From Jer 18:8 God has promised that "If that nation, against whom I have pronounced, turn from their evil, I will repent of the evil that I thought to do unto them." God also promised "If it do evil in my sight, that it obey not my voice, then I will repent of the good, wherewith I said I would benefit them." v10 God cannot break His promises and lie.
Upon hearing Jonah, the king of Nineveh lead the city to repent, they turned from their evil. And God did as He said He would do in Jer 18:8 in Jonah 3:10 "And God saw their works, that they turned from their evil way; and God repented of the evil, that he had said that he would do unto them; and he did it not."
Nineveh of its own freewill chose to repent, turned from its evil. So God repented, changed, altered His course of action from overthrowing Nineveh as He said He would in Jonah 3:4.

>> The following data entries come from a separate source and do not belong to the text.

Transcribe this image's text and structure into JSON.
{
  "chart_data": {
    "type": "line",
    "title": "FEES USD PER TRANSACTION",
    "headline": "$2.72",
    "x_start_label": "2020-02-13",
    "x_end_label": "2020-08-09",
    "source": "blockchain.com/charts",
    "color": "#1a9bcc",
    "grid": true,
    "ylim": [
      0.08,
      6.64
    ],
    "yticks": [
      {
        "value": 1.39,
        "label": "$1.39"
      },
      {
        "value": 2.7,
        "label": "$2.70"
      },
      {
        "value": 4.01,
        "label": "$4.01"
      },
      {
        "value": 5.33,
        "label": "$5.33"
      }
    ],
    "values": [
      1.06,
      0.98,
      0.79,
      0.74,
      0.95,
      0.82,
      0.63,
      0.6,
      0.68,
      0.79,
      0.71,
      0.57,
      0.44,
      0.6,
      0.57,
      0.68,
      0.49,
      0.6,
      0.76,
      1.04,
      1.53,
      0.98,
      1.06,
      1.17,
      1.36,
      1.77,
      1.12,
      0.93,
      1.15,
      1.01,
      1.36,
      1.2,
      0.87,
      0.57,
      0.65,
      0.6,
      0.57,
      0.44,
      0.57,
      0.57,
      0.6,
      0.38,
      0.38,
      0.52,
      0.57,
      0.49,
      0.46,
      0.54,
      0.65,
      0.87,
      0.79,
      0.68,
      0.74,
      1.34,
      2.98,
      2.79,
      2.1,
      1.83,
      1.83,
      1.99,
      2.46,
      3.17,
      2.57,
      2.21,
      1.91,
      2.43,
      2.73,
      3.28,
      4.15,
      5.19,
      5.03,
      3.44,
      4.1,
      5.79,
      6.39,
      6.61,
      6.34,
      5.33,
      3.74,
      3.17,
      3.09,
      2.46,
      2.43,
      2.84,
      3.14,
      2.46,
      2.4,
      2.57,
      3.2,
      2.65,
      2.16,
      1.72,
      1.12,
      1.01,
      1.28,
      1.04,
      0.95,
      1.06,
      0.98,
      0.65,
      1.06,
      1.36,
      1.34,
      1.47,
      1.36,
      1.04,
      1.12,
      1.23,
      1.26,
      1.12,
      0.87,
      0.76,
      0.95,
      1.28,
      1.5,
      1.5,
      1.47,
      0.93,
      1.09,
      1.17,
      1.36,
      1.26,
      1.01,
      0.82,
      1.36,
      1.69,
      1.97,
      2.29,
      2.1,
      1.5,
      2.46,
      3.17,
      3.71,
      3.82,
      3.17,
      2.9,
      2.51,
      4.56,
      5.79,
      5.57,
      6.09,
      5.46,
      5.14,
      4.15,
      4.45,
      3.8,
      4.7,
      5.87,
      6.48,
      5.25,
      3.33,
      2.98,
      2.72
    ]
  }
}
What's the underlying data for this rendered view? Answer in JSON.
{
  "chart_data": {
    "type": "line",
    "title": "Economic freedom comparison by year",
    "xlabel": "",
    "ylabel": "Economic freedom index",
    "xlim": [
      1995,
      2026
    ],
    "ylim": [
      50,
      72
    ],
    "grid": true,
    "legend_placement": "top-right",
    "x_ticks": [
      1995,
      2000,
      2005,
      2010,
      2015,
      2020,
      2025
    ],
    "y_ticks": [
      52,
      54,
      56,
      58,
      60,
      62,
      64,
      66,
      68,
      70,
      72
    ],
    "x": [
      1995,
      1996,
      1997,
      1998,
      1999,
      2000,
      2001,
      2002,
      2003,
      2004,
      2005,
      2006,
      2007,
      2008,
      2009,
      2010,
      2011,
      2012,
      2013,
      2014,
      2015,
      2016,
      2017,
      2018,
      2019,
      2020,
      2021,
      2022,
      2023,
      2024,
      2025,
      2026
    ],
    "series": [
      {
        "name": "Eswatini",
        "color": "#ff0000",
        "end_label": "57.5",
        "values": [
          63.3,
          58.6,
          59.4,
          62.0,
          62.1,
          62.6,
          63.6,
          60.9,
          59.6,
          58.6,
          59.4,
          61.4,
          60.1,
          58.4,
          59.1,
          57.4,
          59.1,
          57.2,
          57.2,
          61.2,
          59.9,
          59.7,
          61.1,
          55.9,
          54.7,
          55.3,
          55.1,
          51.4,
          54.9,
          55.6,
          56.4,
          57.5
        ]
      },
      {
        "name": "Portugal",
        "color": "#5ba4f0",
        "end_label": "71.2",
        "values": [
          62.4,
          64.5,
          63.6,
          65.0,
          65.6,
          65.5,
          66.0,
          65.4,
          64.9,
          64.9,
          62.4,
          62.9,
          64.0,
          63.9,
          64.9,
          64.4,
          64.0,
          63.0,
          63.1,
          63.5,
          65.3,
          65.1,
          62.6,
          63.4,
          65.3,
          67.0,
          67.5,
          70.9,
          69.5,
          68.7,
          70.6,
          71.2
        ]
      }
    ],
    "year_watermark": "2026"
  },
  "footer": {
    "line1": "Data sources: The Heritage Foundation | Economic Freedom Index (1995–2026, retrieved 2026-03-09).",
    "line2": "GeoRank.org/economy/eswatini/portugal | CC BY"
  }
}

A second point I would add is the bible expresses God's will in at least 3 different ways:
1) God's permissive will where God simply allows some thing to happen. In Rom 1:24ff Gentiles chose of their own freewill to do that which was evil and God allowed them to do so, God "gave them up" permitting them pursue the evil they chose to do.
2) God's decretive will. When God created the universe He decreed it into existence, no one can thwart what God decrees.
3) God's perceptive will, unlike what God decrees, His perceptive will is what God desires, wishes men would do. God made salvation available to man through Christ, so God desires, wishes all men would obey by repenting and be saved 2 Pet 3:9; Heb 5:9. Unlike God's decretive will, God does not always get what His perceptive will wishes men would do, as in Mt 23:37, Christ "would" but those Jews "would not".
Therefore when you speak of God's will, it must be understood within the context which of these three is being expressed.